A presidente da Assembleia da República deu hoje razão a um requerimento do PCP, apoiado pela restante oposição, adiando a discussão das alterações à legislação sobre requalificação da Função Pública, chumbada pelo Tribunal Constitucional.

No início do plenário, o deputado comunista António Filipe defendeu que as alterações propostas pela maioria PSD/CDS-PP iam "muito além" do expurgo das inconstitucionalidades detetadas pelo TC, havendo "um conjunto substancial, numeroso e substantivo" de modificações.

"Estamos, de facto, perante uma nova iniciativa legislativa que justificaria a discussão e votação da especialidade em sede de especialidade na respetiva comissão. Querem, mais uma vez, inovar procedimentos na Assembleia. Depois não nos venham pedir consenso para corrigir as asneiras que fazem", disse António Filipe, após o social-democrata Duarte Pacheco e o democrata-cristão João Almeida argumentarem tratar-se de uma questão interpretativa e que o PCP estava, simplesmente, contra o diploma desde início.
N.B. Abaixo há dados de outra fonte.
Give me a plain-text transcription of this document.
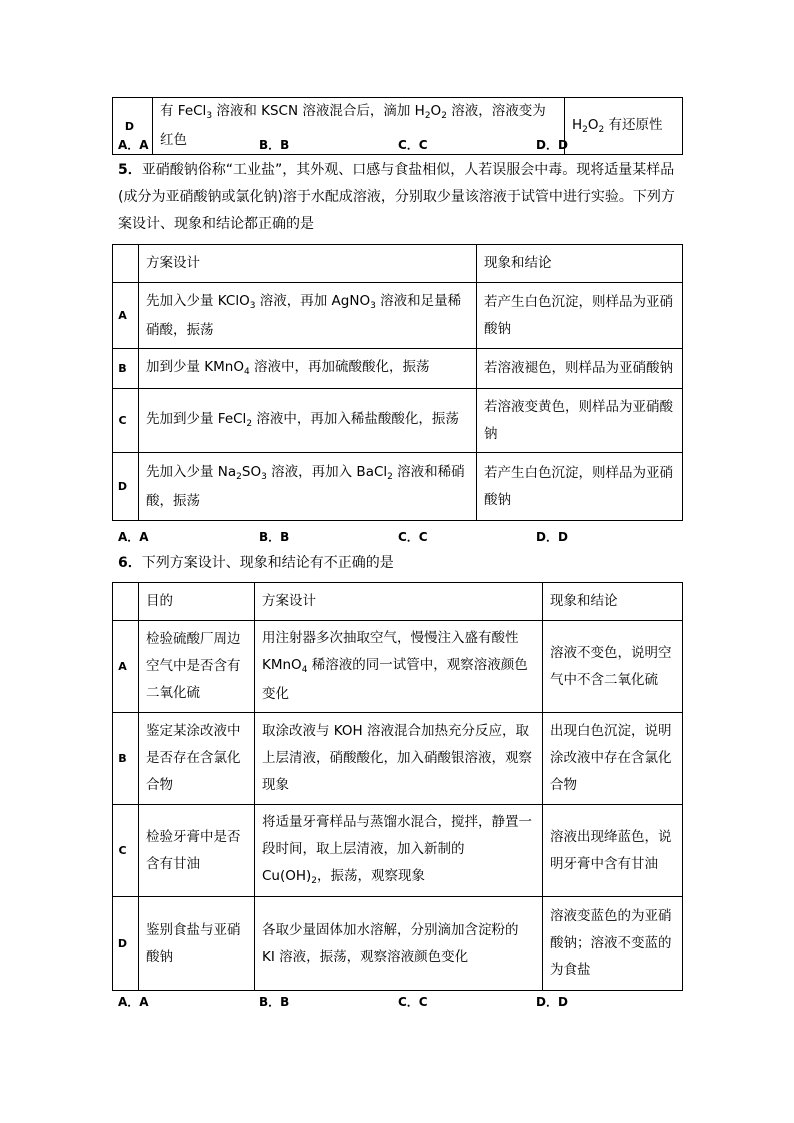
D	有 FeCl$_3$ 溶液和 KSCN 溶液混合后，滴加 $H_2O_2$ 溶液，溶液变为红色	$H_2O_2$ 有还原性
A．A	B．B	C．C	D．D
5．亚硝酸钠俗称“工业盐”，其外观、口感与食盐相似，人若误服会中毒。现将适量某样品(成分为亚硝酸钠或氯化钠)溶于水配成溶液，分别取少量该溶液于试管中进行实验。下列方案设计、现象和结论都正确的是
	方案设计	现象和结论
A	先加入少量 KClO$_3$ 溶液，再加 AgNO$_3$ 溶液和足量稀硝酸，振荡	若产生白色沉淀，则样品为亚硝酸钠
B	加到少量 KMnO$_4$ 溶液中，再加硫酸酸化，振荡	若溶液褪色，则样品为亚硝酸钠
C	先加到少量 FeCl$_2$ 溶液中，再加入稀盐酸酸化，振荡	若溶液变黄色，则样品为亚硝酸钠
D	先加入少量 $Na_2SO_3$ 溶液，再加入 BaCl$_2$ 溶液和稀硝酸，振荡	若产生白色沉淀，则样品为亚硝酸钠
A．A	B．B	C．C	D．D
6．下列方案设计、现象和结论有不正确的是
	目的	方案设计	现象和结论
A	检验硫酸厂周边空气中是否含有二氧化硫	用注射器多次抽取空气，慢慢注入盛有酸性 KMnO$_4$ 稀溶液的同一试管中，观察溶液颜色变化	溶液不变色，说明空气中不含二氧化硫
B	鉴定某涂改液中是否存在含氯化合物	取涂改液与 KOH 溶液混合加热充分反应，取上层清液，硝酸酸化，加入硝酸银溶液，观察现象	出现白色沉淀，说明涂改液中存在含氯化合物
C	检验牙膏中是否含有甘油	将适量牙膏样品与蒸馏水混合，搅拌，静置一段时间，取上层清液，加入新制的 $Cu(OH)_2$，振荡，观察现象	溶液出现绛蓝色，说明牙膏中含有甘油
D	鉴别食盐与亚硝酸钠	各取少量固体加水溶解，分别滴加含淀粉的 KI 溶液，振荡，观察溶液颜色变化	溶液变蓝色的为亚硝酸钠；溶液不变蓝的为食盐
A．A	B．B	C．C	D．D
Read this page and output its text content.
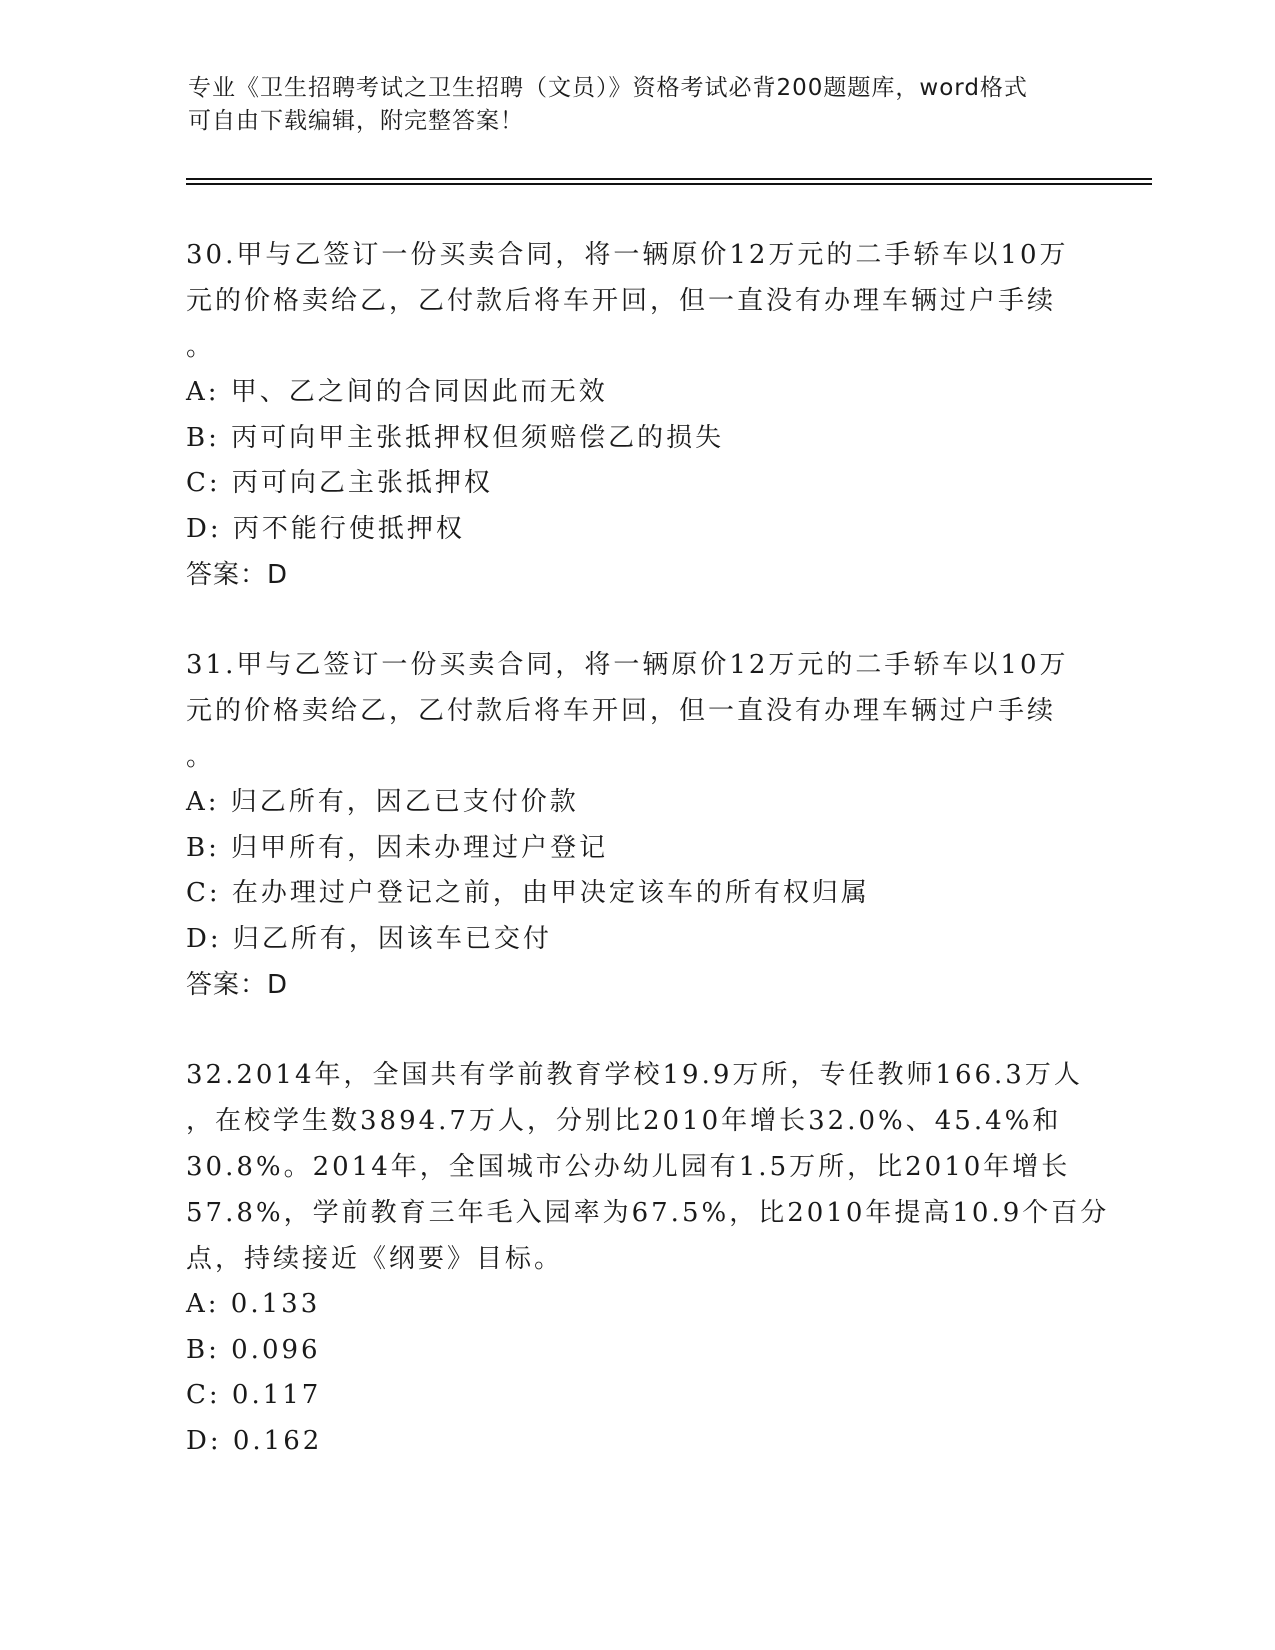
专业《卫生招聘考试之卫生招聘（文员）》资格考试必背200题题库，word格式
可自由下载编辑，附完整答案！
30.甲与乙签订一份买卖合同，将一辆原价12万元的二手轿车以10万
元的价格卖给乙，乙付款后将车开回，但一直没有办理车辆过户手续
。
A: 甲、乙之间的合同因此而无效
B: 丙可向甲主张抵押权但须赔偿乙的损失
C: 丙可向乙主张抵押权
D: 丙不能行使抵押权
答案：D
31.甲与乙签订一份买卖合同，将一辆原价12万元的二手轿车以10万
元的价格卖给乙，乙付款后将车开回，但一直没有办理车辆过户手续
。
A: 归乙所有，因乙已支付价款
B: 归甲所有，因未办理过户登记
C: 在办理过户登记之前，由甲决定该车的所有权归属
D: 归乙所有，因该车已交付
答案：D
32.2014年，全国共有学前教育学校19.9万所，专任教师166.3万人
，在校学生数3894.7万人，分别比2010年增长32.0%、45.4%和
30.8%。2014年，全国城市公办幼儿园有1.5万所，比2010年增长
57.8%，学前教育三年毛入园率为67.5%，比2010年提高10.9个百分
点，持续接近《纲要》目标。
A: 0.133
B: 0.096
C: 0.117
D: 0.162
Assunção Esteves esclareceu que "um diploma pode ser alvo de uma modificação cirúrgica ou sistemática", mas que, "as alterações mais amplas e complexas", caso sejam "debatidas em plenário, não têm procedimento e, portanto, não são constitucionais".

"Na análise que a mesa fez às modificações, considera-se que vão para além das normas declaradas inconstitucionais. Sem querer ser radical, a Constituição exige que a mesa aceite o requerimento. Quem quiser pode recorrer da decisão da mesa", declarou a presidente da AR e Duarte Pacheco e João Almeida optaram por "acatar" e "conformar-se" com aquela interpretação.

Os deputados Nuno Sá (PS), José Luís Ferreira (PEV) e Pedro Filipe Soares (BE) já tinham demonstrado o seu apoio à iniciativa do PCP, defendendo as "boas práticas" regimentais.

"Quem não deve não teme", "aproveitar o suposto aprimoramento da redação para subtrair remunerações aos funcionários públicos" ou "fazer passar gato por lebre" foram algumas das expressões utilizadas, acusando-se a maioria de "impor a sua vontade pelo número e não pela razão".

Em 29 de agosto, O TC chumbou três normas do diploma 177/XII, aprovado na Assembleia da República em 29 de julho e que estabelecia o regime jurídico da requalificação de trabalhadores em funções públicas, após pedido de "fiscalização abstrata preventiva" do Presidente da República, Cavaco Silva.

Na nova versão, que pode ainda ser debatida na generalidade no plenário de hoje, as disposições afetam várias outras matérias como as indemnizações aos trabalhadores em caso de rescisão por mútuo acordo ou a remuneração no período de mobilidade especial, segundo a oposição.